We believe that in highly complex systems, we need to apply our human factors skills to simplify and decouple the system to make it more reliable. Just the opposite is happening in many industries (healthcare is a good example of the complexity problem).
So, instead of simplifying needlessly complex systems and improving reliability, the “Safety II” folks think that we need to try to understand how people (in the healthcare example in their article, doctors, nurses, and others) muddle through and get satisfactory results most of the time. Why? Because they think that the problems faced are “intractable” (unsolvable). Instead, we should be simplifying the system, reducing complexity, and applying best practices to improve reliability and, thus, reduce the “intractability” of the system.

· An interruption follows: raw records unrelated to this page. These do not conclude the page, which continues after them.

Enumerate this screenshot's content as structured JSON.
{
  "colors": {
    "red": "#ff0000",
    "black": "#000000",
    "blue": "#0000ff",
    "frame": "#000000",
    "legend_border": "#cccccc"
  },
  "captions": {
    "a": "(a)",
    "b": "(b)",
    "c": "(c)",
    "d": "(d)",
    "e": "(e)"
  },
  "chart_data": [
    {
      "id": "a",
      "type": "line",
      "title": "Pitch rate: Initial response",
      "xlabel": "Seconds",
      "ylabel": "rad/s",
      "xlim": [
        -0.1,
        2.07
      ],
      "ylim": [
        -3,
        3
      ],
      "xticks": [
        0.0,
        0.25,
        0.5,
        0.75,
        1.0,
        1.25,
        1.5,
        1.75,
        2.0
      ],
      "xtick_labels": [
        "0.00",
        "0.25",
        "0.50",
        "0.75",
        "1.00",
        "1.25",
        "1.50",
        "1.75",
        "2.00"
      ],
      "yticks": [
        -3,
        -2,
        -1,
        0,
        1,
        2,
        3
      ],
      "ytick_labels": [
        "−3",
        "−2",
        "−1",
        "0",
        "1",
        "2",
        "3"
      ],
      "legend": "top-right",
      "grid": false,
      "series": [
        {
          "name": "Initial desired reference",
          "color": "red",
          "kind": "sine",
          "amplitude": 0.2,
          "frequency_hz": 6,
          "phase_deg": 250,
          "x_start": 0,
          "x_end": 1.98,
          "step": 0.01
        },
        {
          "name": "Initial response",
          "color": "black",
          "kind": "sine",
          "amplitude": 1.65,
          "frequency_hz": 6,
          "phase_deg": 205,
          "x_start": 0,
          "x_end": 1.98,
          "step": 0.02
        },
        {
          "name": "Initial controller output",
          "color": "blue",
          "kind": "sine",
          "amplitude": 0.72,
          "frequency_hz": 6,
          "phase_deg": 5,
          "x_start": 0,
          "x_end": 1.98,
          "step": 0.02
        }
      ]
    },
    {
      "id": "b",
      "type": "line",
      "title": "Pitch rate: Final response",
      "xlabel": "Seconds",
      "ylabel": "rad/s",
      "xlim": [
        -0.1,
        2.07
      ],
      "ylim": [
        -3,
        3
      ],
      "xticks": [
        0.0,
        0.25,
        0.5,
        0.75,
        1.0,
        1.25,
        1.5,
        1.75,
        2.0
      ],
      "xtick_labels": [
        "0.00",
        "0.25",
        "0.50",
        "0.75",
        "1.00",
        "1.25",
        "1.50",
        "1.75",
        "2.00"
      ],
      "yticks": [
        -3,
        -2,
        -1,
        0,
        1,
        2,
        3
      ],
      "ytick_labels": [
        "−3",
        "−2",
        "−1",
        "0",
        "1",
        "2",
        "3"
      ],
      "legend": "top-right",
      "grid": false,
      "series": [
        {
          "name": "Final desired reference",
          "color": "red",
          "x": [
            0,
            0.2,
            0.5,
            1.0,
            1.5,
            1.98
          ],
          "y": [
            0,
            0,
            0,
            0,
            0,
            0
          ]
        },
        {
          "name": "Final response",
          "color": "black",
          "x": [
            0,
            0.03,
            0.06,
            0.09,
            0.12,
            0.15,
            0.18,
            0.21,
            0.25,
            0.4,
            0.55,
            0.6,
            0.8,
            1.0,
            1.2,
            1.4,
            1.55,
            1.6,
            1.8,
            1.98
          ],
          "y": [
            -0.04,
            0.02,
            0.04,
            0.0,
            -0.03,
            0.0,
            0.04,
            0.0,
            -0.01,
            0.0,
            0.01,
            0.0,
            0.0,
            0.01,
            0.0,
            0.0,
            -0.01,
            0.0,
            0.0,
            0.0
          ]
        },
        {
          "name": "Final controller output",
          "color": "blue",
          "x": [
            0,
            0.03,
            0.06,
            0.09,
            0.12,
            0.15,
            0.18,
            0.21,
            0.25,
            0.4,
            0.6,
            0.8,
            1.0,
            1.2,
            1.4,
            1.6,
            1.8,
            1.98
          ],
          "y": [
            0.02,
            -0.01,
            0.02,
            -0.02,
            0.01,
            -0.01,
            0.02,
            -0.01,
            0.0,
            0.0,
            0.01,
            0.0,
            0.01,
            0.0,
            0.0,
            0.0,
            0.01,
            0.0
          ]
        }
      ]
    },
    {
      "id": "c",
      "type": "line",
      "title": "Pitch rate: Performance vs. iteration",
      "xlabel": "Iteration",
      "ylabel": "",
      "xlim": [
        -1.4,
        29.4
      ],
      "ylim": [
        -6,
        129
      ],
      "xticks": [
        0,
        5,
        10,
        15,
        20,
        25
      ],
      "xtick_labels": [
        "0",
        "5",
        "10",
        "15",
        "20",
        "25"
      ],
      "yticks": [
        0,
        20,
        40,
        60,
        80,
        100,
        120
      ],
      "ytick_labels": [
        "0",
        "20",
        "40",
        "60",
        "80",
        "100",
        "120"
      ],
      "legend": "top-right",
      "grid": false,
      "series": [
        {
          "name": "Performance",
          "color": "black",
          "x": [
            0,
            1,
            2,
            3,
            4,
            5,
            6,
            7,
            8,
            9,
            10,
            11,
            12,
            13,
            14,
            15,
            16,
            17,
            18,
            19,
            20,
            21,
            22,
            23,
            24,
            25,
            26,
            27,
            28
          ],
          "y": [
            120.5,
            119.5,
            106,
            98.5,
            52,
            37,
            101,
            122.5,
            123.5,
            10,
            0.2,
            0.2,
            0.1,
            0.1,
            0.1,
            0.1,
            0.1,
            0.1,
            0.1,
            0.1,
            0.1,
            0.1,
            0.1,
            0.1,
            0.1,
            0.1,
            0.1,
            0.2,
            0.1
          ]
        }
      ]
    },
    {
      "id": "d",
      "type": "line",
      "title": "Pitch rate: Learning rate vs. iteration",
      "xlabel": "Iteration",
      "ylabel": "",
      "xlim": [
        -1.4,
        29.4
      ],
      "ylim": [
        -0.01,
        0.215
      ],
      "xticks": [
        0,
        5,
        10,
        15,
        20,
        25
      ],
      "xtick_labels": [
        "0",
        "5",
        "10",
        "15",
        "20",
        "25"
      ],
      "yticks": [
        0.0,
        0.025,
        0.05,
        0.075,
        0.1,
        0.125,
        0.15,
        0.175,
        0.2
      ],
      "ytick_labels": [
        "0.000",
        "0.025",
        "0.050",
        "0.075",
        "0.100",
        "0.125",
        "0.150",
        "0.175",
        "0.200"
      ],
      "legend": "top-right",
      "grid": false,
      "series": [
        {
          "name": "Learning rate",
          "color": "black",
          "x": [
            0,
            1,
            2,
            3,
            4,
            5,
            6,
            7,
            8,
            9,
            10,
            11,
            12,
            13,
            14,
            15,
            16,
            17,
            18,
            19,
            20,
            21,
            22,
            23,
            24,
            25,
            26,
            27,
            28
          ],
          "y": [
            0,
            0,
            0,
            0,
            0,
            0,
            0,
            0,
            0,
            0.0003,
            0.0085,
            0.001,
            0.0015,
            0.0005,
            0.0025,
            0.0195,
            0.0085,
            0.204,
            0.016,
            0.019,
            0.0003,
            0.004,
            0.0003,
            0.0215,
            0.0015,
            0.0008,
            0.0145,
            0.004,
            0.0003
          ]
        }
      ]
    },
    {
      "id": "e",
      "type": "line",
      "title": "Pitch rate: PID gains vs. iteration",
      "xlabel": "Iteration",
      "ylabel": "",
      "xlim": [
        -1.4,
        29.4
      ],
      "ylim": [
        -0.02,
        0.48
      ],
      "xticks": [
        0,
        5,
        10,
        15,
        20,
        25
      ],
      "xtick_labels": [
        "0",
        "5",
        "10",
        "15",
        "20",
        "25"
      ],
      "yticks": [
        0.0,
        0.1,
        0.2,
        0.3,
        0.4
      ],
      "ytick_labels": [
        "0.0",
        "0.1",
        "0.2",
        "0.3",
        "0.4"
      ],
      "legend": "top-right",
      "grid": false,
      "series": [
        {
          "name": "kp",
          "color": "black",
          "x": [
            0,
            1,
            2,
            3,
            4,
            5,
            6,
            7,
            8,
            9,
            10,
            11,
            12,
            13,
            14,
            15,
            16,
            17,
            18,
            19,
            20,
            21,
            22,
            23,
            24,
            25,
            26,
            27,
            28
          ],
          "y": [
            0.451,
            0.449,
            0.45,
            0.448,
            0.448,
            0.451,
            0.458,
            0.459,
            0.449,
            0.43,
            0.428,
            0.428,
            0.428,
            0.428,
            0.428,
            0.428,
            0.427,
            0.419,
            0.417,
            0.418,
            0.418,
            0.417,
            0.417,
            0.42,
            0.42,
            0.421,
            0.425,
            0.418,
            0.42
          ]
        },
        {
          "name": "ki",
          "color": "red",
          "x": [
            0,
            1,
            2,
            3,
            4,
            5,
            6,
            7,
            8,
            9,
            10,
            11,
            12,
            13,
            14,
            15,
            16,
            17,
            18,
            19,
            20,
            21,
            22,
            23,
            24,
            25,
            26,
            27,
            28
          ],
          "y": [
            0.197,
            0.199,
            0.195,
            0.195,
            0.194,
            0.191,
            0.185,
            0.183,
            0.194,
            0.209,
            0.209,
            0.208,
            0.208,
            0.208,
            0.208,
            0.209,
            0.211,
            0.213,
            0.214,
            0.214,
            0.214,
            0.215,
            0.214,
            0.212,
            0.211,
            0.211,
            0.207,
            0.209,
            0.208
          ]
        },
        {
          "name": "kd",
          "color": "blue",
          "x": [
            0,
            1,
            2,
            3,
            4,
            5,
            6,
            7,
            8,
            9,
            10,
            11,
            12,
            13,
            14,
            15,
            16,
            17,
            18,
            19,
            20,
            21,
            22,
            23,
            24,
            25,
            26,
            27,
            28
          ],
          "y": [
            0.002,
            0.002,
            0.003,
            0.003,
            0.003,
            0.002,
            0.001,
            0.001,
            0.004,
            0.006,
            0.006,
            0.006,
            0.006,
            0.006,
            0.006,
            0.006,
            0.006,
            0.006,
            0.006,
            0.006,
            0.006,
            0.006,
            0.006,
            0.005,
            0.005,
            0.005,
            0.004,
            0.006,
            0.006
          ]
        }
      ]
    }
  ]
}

We need to make the human’s job more straightforward (no heroics required just to get through his or her day).
If you accept the theory of “Safety II” that:
- You can’t really understand and plan work in complex systems.
- Human variability is not an error but a normal part of the process that also helps it succeed.
- You can’t tell when something is working correctly or not (things are not “bi-modal”).
- That accidents (adverse outcomes) aren’t solely the result of failures, but rather are a combination of failures and normal performance variability.
Then you will find yourself mired in a complex system that only the most learned can comprehend.
If this whole discussion seems difficult to understand, that is OK. Highly complex systems are difficult to understand. That is why high reliability organizations try to reduce complexity and the interconnectedness of systems to make outcomes reliable. Keep It Simple Stupid! (KISS)
The solution to system complexity is not the complexity of “Safety II” but rather de-connecting, simplifying, and making work understandable (not intractable).
So what do we recommend?
- Don’t make things more complex that necessary. SIMPLIFY whenever possible! KISS.
- You need to understand failures and successes.
- Few problems are due to intractable systems. In those few cases, the systems need to be fixed.
- Work isn’t as hard to understand as one might think – especially for those involved in producing the outcomes.
- Of course, investigate significant events, but also, be proactive! Investigate success and precursor incidents.
There is considerable overlap of the five ideas listed above with “Safety II” … but also there are significant differences. The main difference is that we don’t have to accept the complexity, intractability, and interconnectedness of unreliable systems and hope that a human learns to cope with them. We CAN and should change the system!